Given this, APMA is requesting that taxpayers involved in the APA process complete the FCDM so tax authorities can gain a better understanding of the contributions and risks incurred by all parties. (Tweet this!) APMA expects that, by completing the model, taxpayers will provide insight into the value drivers of the business, including which parties are making non-routine contributions toward generation of profits or losses.
How The FCDM Model Is Used
The model requires the input of functional costs, which are costs related to specific functions carried out by the parties involved in an APA. Manufacturing, advertising, research and development, distribution, and marketing are all examples of functional costs. The FCDM breaks functional costs into two categories:
- Routine functions, for which the economic value can be measured with benchmarks obtained from comparable uncontrolled transactions. The FCDM uses these benchmarks to determine the profits related to these functions.
- Non-routine functions, for which the economic value cannot be benchmarked. These are treated differently from routine costs, as they’re capitalized and amortized based on assumptions regarding their useful life—also provided by the taxpayer.
Using this data, the model builds a capitalization and amortization schedule based on assumed useful lives, then calculates and subtracts the profits from benchmarkable functions. This generates a pro forma split of residual profits based on capitalized functional costs.
The APMA has emphasized that the profit split calculations do not imply that the profit split method is always the most appropriate for APAs. Rather, the FCDM is meant to be a data collection diagnostic tool that’s used as a starting point for identifying functional costs, and determining which are providing a unique and valuable contribution. Because cost is not always indicative of the value of non-routine functions, the APMA has also asked for taxpayers to comment on whether costs are in fact a reliable measure of value for certain functions.

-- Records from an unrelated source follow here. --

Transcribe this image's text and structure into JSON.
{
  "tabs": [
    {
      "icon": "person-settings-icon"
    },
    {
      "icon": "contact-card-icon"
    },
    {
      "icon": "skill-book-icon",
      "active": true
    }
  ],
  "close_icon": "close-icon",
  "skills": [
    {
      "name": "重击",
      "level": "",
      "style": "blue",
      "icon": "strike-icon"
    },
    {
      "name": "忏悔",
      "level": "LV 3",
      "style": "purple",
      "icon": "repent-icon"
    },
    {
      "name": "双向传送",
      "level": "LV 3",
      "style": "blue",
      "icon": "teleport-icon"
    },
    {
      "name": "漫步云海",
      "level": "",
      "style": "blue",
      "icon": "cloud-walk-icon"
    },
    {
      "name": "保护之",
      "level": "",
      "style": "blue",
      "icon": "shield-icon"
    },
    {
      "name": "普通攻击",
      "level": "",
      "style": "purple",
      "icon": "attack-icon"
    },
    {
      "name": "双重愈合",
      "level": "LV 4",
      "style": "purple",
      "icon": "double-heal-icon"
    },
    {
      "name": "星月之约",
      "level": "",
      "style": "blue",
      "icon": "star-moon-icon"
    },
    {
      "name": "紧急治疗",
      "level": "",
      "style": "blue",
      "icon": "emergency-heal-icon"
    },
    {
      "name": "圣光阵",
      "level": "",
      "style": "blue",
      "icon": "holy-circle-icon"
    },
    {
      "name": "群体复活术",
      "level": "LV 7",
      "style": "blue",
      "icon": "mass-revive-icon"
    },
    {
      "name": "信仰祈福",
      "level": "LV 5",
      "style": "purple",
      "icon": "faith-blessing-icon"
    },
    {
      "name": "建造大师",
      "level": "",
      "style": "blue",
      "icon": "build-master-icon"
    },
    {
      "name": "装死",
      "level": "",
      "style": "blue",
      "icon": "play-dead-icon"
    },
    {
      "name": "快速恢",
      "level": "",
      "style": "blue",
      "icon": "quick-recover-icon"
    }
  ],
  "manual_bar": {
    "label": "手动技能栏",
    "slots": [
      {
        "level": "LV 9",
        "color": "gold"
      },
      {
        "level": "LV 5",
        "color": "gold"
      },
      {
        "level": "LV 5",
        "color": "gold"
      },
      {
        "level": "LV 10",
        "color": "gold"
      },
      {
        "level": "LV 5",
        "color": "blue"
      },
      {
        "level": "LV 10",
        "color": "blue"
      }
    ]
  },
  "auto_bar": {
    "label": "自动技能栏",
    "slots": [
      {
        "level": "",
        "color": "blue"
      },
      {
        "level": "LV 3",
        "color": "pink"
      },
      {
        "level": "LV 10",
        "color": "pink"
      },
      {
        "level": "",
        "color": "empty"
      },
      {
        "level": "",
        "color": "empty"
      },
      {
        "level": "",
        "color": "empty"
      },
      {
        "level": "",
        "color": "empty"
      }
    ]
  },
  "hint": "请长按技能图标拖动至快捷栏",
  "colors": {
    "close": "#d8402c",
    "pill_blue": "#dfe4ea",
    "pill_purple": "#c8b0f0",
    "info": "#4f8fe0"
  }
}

Do you have questions about the APMA Functional Cost Diagnostic Model and how it applies to your organization? Schedule a discovery call today.
What are the implications for taxpayers?
At the very least, the FCDM represents an additional data requirement. While at the moment APMA is simply requesting these data, it’s unclear as to whether or not it will eventually be required for all APA proposals. One consideration is whether the FCDM will be used differently for renewal APAs (those that were already agreed upon in the past) than for new APAs. Both taxpayers and tax authorities generally expect that the same transfer pricing method used in the past—most likely the CPM—will be used for the renewal; however, APMA may take a different view, depending on how discussions around the new model play out.
While APMA has stated that it will not use the FCDM data to automatically conclude that the profit split method is the most appropriate method, the provision of these data is likely to imply that more discussion around the profit split is needed. Multinational taxpayers—particularly those who have historically applied the CPM for APA proposals—should review the FCDM and evaluate the potential impact on their transfer pricing compliance processes. At the moment, taxpayers who would like to use the model should contact the IRS to request access to the FCDM workbook.